Chavela has been having toothaches and since Altagracia has been complaining about her fillings shifting and losing little pieces I took Chavela to Dr. Ingrid Lantigua who is the dentist up near the blue water tank. I was allowed in the room while she peered around in Chavela’s mouth counting cavities and appraising the damage of the two painful molars. She wrote out the estimate which included 8 cavities at 400-500 pesos (12-15$) and then went ahead and filled two and I was allowed to watch the process and even ask questions during. Because of the miracle of fluoridation in Massachusetts I have never had a cavity or seen one filled, so I was riveted although it didn’t seem much different than masonry work in miniature. I paid the 900 pesos and Chavela promised to visit one of the nearby locations that could x-ray the bad teeth and to bring them, the x-rays that is, with her on her next visit.

Daihatsu Minibus
I am a driver now in Santo Domingo. I bought a year 2000 Daihatsu minibus for about $4000 fresh off the boat from Japan. So far so good aside from nearly killing us on the first test drive when my foot got caught between the gas pedal and the brake-- which are inordinately close together-- and we were propelled into traffic prematurely. The woman driver who swerved to miss us yelled out her window that if she had a pistol she would have shot at us.

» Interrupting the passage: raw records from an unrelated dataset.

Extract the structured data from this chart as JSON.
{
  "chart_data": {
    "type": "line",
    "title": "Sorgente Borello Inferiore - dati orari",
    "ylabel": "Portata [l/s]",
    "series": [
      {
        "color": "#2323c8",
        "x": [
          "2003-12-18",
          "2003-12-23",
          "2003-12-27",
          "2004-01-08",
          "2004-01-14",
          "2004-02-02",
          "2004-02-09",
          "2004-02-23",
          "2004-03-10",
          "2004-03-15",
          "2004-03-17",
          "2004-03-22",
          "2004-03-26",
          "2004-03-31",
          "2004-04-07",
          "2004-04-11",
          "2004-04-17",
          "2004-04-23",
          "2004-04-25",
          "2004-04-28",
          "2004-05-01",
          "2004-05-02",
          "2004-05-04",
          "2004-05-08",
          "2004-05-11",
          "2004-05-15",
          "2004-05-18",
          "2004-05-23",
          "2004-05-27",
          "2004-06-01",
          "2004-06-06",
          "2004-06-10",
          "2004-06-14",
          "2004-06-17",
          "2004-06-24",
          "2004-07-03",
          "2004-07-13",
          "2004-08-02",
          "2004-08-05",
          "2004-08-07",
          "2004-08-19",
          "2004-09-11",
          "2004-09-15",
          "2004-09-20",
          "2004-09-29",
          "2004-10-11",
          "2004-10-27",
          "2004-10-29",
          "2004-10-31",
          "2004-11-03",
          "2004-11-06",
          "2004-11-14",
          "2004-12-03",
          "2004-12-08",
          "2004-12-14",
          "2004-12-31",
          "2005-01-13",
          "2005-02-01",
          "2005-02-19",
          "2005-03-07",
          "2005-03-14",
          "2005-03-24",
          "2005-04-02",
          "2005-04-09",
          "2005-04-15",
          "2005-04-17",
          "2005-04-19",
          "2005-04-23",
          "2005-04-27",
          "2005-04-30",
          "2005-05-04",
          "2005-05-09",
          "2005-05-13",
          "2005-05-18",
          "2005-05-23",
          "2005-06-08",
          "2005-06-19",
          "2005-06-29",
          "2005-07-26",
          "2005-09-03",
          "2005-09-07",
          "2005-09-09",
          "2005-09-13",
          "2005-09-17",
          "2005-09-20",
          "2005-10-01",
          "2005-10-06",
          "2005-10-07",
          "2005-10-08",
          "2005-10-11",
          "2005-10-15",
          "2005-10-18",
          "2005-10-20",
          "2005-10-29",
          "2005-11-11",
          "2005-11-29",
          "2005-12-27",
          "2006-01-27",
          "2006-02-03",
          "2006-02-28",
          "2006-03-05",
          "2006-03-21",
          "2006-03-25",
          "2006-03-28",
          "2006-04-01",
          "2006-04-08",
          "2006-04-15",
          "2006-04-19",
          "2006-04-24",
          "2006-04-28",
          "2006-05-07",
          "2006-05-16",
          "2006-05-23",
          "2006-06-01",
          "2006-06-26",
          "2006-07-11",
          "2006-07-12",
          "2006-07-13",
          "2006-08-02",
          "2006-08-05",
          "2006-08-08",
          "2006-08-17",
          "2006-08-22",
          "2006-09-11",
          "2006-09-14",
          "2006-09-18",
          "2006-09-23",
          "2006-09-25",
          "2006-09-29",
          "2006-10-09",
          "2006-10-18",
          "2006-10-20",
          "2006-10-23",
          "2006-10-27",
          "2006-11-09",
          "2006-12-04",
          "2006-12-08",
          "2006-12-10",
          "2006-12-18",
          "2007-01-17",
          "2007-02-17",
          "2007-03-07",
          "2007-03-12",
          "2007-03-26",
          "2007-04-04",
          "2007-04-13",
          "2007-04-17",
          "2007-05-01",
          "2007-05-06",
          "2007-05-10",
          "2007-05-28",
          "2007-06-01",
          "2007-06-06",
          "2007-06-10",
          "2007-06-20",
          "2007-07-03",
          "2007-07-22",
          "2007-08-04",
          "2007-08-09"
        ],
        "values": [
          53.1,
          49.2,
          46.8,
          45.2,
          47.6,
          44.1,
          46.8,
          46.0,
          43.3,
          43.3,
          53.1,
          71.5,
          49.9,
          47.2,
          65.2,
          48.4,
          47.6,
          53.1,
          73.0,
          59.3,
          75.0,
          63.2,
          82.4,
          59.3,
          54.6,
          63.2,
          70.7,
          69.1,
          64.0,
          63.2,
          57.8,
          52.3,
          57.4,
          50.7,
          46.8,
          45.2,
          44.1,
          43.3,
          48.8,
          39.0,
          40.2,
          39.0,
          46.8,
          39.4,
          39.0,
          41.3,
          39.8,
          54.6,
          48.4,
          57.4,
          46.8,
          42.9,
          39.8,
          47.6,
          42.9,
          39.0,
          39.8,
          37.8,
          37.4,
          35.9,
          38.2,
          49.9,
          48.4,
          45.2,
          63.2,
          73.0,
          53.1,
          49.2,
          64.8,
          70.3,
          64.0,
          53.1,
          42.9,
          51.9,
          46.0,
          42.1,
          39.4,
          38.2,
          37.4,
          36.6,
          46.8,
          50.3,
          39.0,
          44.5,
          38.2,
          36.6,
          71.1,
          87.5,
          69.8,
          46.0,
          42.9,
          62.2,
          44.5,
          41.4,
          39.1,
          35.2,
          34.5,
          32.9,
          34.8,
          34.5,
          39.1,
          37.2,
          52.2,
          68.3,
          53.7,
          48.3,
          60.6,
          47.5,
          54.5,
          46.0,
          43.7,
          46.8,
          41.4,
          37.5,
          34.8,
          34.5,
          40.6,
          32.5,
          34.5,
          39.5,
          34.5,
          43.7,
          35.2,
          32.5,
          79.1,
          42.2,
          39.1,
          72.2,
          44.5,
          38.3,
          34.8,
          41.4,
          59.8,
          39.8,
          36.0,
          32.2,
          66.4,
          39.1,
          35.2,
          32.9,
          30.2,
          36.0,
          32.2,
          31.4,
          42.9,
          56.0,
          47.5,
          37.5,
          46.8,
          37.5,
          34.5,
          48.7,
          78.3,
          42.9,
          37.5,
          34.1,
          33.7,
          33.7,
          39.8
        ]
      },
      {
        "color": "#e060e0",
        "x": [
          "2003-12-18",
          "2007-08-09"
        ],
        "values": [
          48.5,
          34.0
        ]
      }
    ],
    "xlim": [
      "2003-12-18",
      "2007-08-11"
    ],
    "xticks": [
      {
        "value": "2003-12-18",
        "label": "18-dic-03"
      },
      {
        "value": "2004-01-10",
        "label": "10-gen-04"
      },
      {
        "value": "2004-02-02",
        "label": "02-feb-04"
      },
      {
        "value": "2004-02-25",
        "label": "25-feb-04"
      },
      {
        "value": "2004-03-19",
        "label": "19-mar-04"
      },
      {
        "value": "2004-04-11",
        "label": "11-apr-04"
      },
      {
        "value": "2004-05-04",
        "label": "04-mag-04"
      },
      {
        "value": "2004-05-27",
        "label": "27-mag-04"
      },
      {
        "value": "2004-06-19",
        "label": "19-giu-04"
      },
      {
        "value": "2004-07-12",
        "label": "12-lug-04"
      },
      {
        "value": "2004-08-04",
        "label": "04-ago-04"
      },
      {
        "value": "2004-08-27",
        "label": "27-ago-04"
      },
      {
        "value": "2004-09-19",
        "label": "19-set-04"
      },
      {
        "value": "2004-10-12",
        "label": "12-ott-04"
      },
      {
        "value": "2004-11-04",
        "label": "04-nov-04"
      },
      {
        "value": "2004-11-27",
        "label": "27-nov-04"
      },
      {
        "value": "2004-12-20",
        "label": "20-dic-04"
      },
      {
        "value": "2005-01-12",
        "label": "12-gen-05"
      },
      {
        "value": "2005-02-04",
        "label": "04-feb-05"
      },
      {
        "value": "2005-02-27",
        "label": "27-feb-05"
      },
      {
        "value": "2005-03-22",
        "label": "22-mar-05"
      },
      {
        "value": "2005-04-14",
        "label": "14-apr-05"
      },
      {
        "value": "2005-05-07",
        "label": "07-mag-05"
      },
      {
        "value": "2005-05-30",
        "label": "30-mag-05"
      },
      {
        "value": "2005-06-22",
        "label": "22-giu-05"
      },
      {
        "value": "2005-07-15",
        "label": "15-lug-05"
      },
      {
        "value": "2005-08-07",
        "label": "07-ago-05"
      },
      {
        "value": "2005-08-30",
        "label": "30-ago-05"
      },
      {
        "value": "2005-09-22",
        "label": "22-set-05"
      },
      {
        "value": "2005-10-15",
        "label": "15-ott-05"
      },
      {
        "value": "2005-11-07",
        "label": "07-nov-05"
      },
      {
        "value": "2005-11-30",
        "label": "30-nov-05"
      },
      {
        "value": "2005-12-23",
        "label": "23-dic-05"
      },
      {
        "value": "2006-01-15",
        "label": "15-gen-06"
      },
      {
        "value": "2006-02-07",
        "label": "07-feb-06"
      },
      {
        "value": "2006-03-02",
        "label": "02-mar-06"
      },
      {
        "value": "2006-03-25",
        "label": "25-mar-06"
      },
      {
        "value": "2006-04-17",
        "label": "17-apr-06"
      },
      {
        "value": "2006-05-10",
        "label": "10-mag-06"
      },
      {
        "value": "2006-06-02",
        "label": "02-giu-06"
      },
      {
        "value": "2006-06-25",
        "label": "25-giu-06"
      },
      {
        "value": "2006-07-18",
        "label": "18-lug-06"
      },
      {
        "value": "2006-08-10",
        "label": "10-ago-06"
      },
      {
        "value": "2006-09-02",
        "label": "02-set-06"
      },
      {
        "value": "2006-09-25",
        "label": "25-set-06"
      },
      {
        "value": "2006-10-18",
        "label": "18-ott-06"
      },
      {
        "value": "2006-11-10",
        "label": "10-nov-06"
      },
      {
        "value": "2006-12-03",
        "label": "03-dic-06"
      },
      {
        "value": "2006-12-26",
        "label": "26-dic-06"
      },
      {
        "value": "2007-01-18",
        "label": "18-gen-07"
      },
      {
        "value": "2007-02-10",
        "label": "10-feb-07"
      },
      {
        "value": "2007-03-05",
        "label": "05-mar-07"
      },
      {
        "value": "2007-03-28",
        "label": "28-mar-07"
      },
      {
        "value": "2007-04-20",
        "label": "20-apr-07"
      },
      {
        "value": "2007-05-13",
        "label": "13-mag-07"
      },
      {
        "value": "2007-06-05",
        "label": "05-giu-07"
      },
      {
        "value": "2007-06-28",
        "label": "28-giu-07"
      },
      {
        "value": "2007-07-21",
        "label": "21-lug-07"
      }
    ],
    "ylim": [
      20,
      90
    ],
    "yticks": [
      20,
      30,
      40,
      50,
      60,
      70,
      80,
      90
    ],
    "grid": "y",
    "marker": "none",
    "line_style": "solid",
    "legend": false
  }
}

         We have taken to calling it la guaguita and it has a 3 cylinder, 660cc displacement motor so it is like a 4 wheel motorcycle and reportedly will get around 50MPG. It is a little more than 11 feet long and is 5 feet wide-- about the same proportions as a lunch box. There is also a pickup truck version which is built on the same frame and, between the two models they must nearly outnumber Toyota Corollas on the streets of Santo Domingo. The pickups are often equipped with loudspeakers and, loaded with platanos, eggs, bananas, potatoes, onions, avocados, oranges, rolls of toilet paper, mops and brooms, slowly cruise the residential neighborhoods loudly announcing what they are selling and for how much. The minibuses are often used to deliver baked goods to colmados since the bread must be kept dry and they are also used by small contractors who need to keep parts and tools secure.
         There are surprisingly few cars for sale privately in the classified section of newspapers-- many editions had no minibuses listed at all-- I assume this stems from a ‘drive’em till till they drop’ attitude-- so I searched the car plazas which are scattered all over the city which mostly sell used cars bought at auction and imported from Japan and the U.S. There is a customs regulation which prohibits the importation of any car older than 5 years old so there were many vehicles reputed to be year 2000 models to choose from and two or three plazas that specialized in the tiny Daihatsu. The plaza at the intersection of Carretera Mella and Avenida Charles DeGaulle (or La Charley, as it is usually called) was filled with vans and trucks in various stages of dis- and re-assembly. The floor was slick with motor oil and the air was filled with Bondo dust, fiberglass and resin hole and dent filler, and there were chunks of blue Bondo everywhere. The phrase chop shop came to mind. I left after I was told that the price was $170,000 pesos ($5,500) and no test driving was allowed.
         About two miles down Gomez from the blue water tank was another used Daihatsu mecca, Moto Plaza, and it was there that I bought the guaguita. They were much friendlier and I was able test drive at will, accompanied by their mechanic, Felix, at every stage of the multiple after-purhcase tune-ups, which included a radiator flush and carburetor adjustment. Before we paid the down payment Altagracia noticed a long tear in the headliner and Moto Plaza agreed to fix it. When we picked it up a new headliner was installed but the wires that run above the headliner to supply electricity to the two dome lights had been carelessly left unattached and too far back to reach to reconnect so the entire headliner had to be removed, the wires reattached, and the headliner replaced. I am on the road.